Solving grade-school problems might mean progress in 1 and 2, but that is not at all impressive, as there are perfectly good tools out there that solve those problems just fine, and old-style AI researchers have built perfectly good tools for 3. The hard problem to solve is problem 4, and this is something you teach people how to do at a university level.
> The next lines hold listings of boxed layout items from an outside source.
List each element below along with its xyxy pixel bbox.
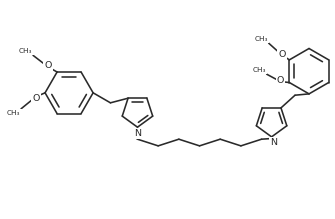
Text: N: N [270,138,277,147]
Text: O: O [32,94,40,103]
Text: O: O [277,76,284,85]
Text: CH₃: CH₃ [255,36,268,42]
Text: N: N [134,129,141,138]
Text: O: O [44,61,51,70]
Text: CH₃: CH₃ [7,110,20,116]
Text: O: O [278,50,286,59]
Text: CH₃: CH₃ [253,67,266,73]
Text: CH₃: CH₃ [19,48,32,54]
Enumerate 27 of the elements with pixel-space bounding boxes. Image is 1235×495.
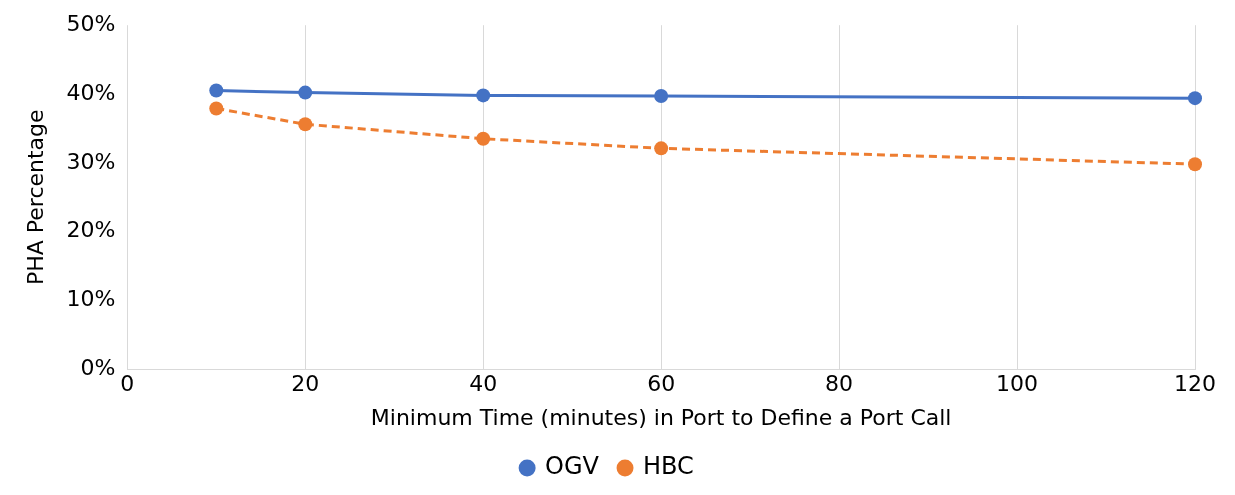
y-tick-label: 50% <box>66 10 116 36</box>
y-tick-label: 10% <box>66 286 116 312</box>
y-tick-label: 30% <box>66 148 116 174</box>
y-tick-label: 40% <box>66 79 116 105</box>
x-tick-label: 60 <box>647 371 676 397</box>
legend-label: HBC <box>643 452 694 481</box>
point <box>476 88 491 103</box>
x-tick-label: 20 <box>291 371 320 397</box>
point <box>298 117 313 132</box>
x-tick-label: 100 <box>996 371 1039 397</box>
point <box>1188 91 1202 106</box>
x-axis-title: Minimum Time (minutes) in Port to Define a Port Call <box>370 404 952 430</box>
y-axis-title: PHA Percentage <box>22 109 48 286</box>
point <box>298 85 313 100</box>
x-tick-label: 120 <box>1174 371 1216 397</box>
point <box>654 141 669 156</box>
y-tick-label: 20% <box>66 217 116 243</box>
point <box>209 101 224 116</box>
x-tick-label: 0 <box>120 371 135 397</box>
point <box>209 83 224 98</box>
legend-label: OGV <box>545 452 600 481</box>
point <box>476 131 491 146</box>
x-tick-label: 40 <box>469 371 498 397</box>
point <box>654 89 669 104</box>
x-tick-label: 80 <box>825 371 854 397</box>
y-tick-label: 0% <box>80 354 116 380</box>
point <box>1188 157 1202 172</box>
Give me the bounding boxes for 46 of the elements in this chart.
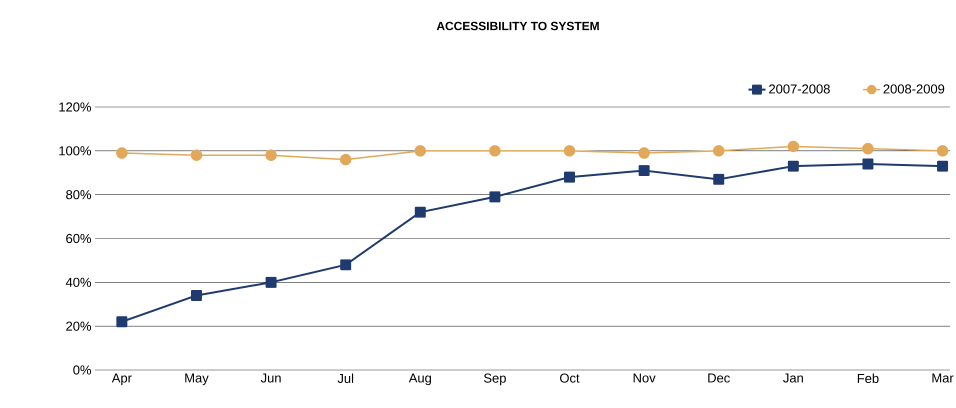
point	[489, 145, 501, 157]
point	[564, 145, 576, 157]
x-tick-label: Dec	[708, 374, 730, 383]
legend-label: 2008-2009	[884, 84, 944, 94]
point	[937, 160, 948, 172]
point	[862, 158, 874, 170]
point	[190, 149, 202, 161]
legend-label: 2007-2008	[769, 84, 830, 94]
x-tick-label: Apr	[112, 374, 132, 386]
x-tick-label: Jun	[260, 374, 281, 383]
y-tick-label: 40%	[66, 278, 92, 287]
point	[788, 160, 799, 172]
y-tick-label: 0%	[73, 365, 92, 375]
point	[936, 145, 948, 157]
y-tick-label: 100%	[59, 146, 92, 156]
x-tick-label: Jul	[338, 374, 354, 384]
chart-title: ACCESSIBILITY TO SYSTEM	[436, 22, 599, 30]
point	[190, 290, 202, 301]
x-tick-label: Oct	[560, 374, 580, 383]
x-tick-label: Nov	[634, 374, 656, 383]
y-tick-label: 120%	[59, 102, 92, 112]
point	[788, 140, 800, 152]
point	[266, 276, 277, 288]
point	[340, 154, 352, 166]
point	[564, 172, 575, 183]
point	[116, 147, 128, 159]
point	[489, 191, 500, 202]
y-tick-label: 20%	[66, 322, 92, 331]
point	[862, 142, 874, 154]
x-tick-label: Sep	[484, 374, 506, 386]
point	[414, 206, 426, 218]
x-tick-label: Jan	[783, 374, 803, 383]
point	[265, 149, 277, 161]
point	[713, 174, 724, 185]
y-tick-label: 80%	[66, 190, 92, 200]
point	[340, 259, 352, 270]
x-tick-label: Aug	[408, 374, 431, 386]
point	[712, 145, 724, 157]
x-tick-label: Feb	[858, 374, 879, 384]
x-tick-label: Mar	[932, 374, 954, 383]
x-tick-label: May	[185, 374, 209, 386]
point	[116, 316, 128, 328]
point	[638, 165, 650, 176]
point	[414, 145, 426, 157]
point	[638, 147, 650, 159]
y-tick-label: 60%	[66, 234, 92, 244]
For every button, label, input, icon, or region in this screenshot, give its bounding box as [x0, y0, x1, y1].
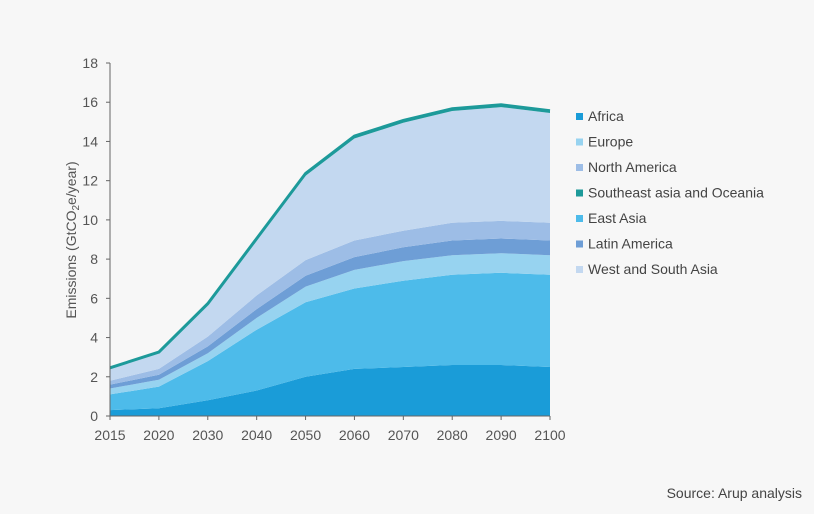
area-layers [109, 103, 551, 416]
y-axis-title: Emissions (GtCO2e/year) [63, 161, 82, 318]
x-tick-label: 2060 [339, 427, 370, 443]
area-europe [110, 253, 550, 395]
x-tick-label: 2030 [192, 427, 223, 443]
y-tick-label: 12 [82, 173, 98, 189]
x-tick-label: 2070 [388, 427, 419, 443]
x-tick-label: 2090 [486, 427, 517, 443]
y-tick-label: 2 [90, 369, 98, 385]
y-tick-label: 16 [82, 94, 98, 110]
legend-label-latin-america: Latin America [588, 236, 673, 252]
y-tick-label: 18 [82, 55, 98, 71]
y-tick-label: 4 [90, 330, 98, 346]
x-tick-label: 2100 [534, 427, 565, 443]
y-tick-label: 10 [82, 212, 98, 228]
axes: 0 2 4 6 8 10 12 14 16 18 2015 2020 2030 2040 2050 2060 2… [82, 55, 565, 443]
area-north-america [110, 220, 550, 385]
legend-swatch-southeast-asia-and-oceania [576, 189, 583, 197]
area-africa [110, 365, 550, 416]
x-tick-label: 2080 [437, 427, 468, 443]
x-tick-label: 2015 [94, 427, 125, 443]
y-tick-label: 14 [82, 133, 98, 149]
legend-label-west-and-south-asia: West and South Asia [588, 261, 718, 277]
legend-swatch-north-america [576, 164, 583, 171]
legend-swatch-africa [576, 113, 583, 120]
area-latin-america [110, 238, 550, 389]
x-tick-label: 2050 [290, 427, 321, 443]
legend-swatch-east-asia [576, 215, 583, 222]
legend-label-europe: Europe [588, 134, 633, 150]
legend-swatch-west-and-south-asia [576, 266, 583, 273]
x-tick-label: 2020 [143, 427, 174, 443]
legend-label-east-asia: East Asia [588, 210, 647, 226]
legend-swatch-europe [576, 138, 583, 146]
legend-label-southeast-asia-and-oceania: Southeast asia and Oceania [588, 185, 764, 201]
legend-swatch-latin-america [576, 240, 583, 248]
area-west-and-south-asia [110, 107, 550, 381]
x-tick-label: 2040 [241, 427, 272, 443]
line-southeast-asia-and-oceania [109, 103, 551, 370]
y-tick-label: 0 [90, 408, 98, 424]
legend: Africa Europe North America Southeast asia … [576, 108, 764, 277]
legend-label-north-america: North America [588, 159, 677, 175]
y-tick-label: 8 [90, 251, 98, 267]
source-note: Source: Arup analysis [666, 485, 802, 501]
legend-label-africa: Africa [588, 108, 624, 124]
y-tick-label: 6 [90, 290, 98, 306]
area-east-asia [110, 272, 550, 411]
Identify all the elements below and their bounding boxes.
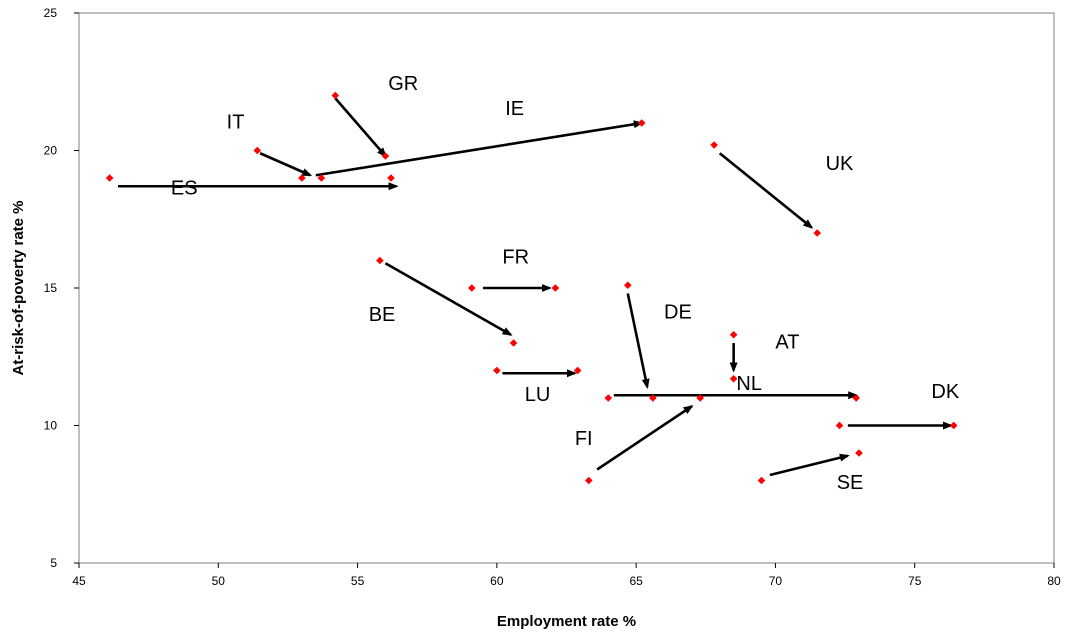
label-fi: FI [575, 428, 593, 450]
plot-frame [78, 12, 1055, 564]
x-tick-label: 60 [490, 574, 504, 588]
y-tick-label: 15 [44, 281, 58, 295]
ticks-layer: 45 50 55 60 65 70 75 80 5 10 15 20 25 [44, 6, 1061, 588]
point-nl-start [604, 394, 613, 402]
point-nl-end [852, 394, 861, 402]
point-uk-end [813, 229, 822, 237]
arrow-it [259, 152, 313, 177]
point-dk-end [949, 421, 958, 430]
point-se-start [757, 476, 766, 485]
label-it: IT [227, 112, 245, 134]
y-tick-label: 5 [50, 556, 57, 570]
point-lu-end [573, 366, 582, 375]
point-de-start [623, 281, 632, 290]
label-se: SE [837, 472, 864, 494]
point-be-end [509, 339, 518, 347]
arrow-gr [334, 97, 387, 158]
point-de-end [649, 394, 657, 402]
point-gr-end [381, 152, 390, 160]
arrow-fi [596, 405, 694, 471]
x-tick-label: 55 [351, 574, 365, 588]
x-tick-label: 75 [908, 574, 922, 588]
y-tick-label: 10 [44, 419, 58, 433]
arrow-ie [315, 120, 644, 177]
point-uk-start [710, 141, 718, 149]
point-ie-end [637, 119, 646, 127]
x-axis-title: Employment rate % [497, 613, 636, 630]
point-es-start [105, 174, 114, 182]
arrow-de [626, 293, 650, 389]
point-gr-start [331, 91, 340, 100]
y-tick-label: 25 [44, 6, 58, 20]
point-fr-start [467, 284, 476, 292]
label-de: DE [664, 301, 692, 323]
label-ie: IE [505, 98, 524, 120]
points-layer [105, 91, 958, 485]
point-se-end [855, 449, 863, 457]
label-lu: LU [525, 384, 551, 406]
x-tick-label: 50 [212, 574, 226, 588]
label-dk: DK [931, 381, 959, 403]
point-fi-start [584, 476, 593, 485]
point-lu-start [493, 366, 501, 375]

(I should add that another important problem is what is known as premise selection. I didn't list that because LLMs have actually been shown to manage this ok in about 70% of theorems, which basically matches records set by other machine learning techniques.)

(Real mathematical research also involves what is known as lemma conjecturing. I have never once observed an LLM do it, and I suspect they cannot do so. Basically the parameter set of the LLM dedicated to mathematical reasoning is either large enough to model the entire solution from end to end, or the LLM is likely to completely fail to solve the problem.)

I personally think this entire article is likely complete bunk.

Edit: after reading replies I realise I should have pointed out that humans do not simply backtrack. They learn from failed attempts in ways that LLMs do not seem to. The material they are trained on surely contributes to this problem.

New comment by wbhart in "GPT-4 is not getting worse"

wbhart — Sat, 16 Sep 2023 15:26:24 +0000

The tendency to begin summarising is very annoying. I'd assumed it was because of limited attention span of human raters who rated summarised or shorter outputs more highly. And I'd assumed this had been there from the beginning.

I encountered it when doing some research into getting GPT-4 to reliably multiply n-digit numbers. Up to 8x8 multiplications it doesn't do this very much, but by 10x10 it is almost impossible to get it to stop doing it.

When the multiplications become even larger, it seems to be literally impossible to prevent.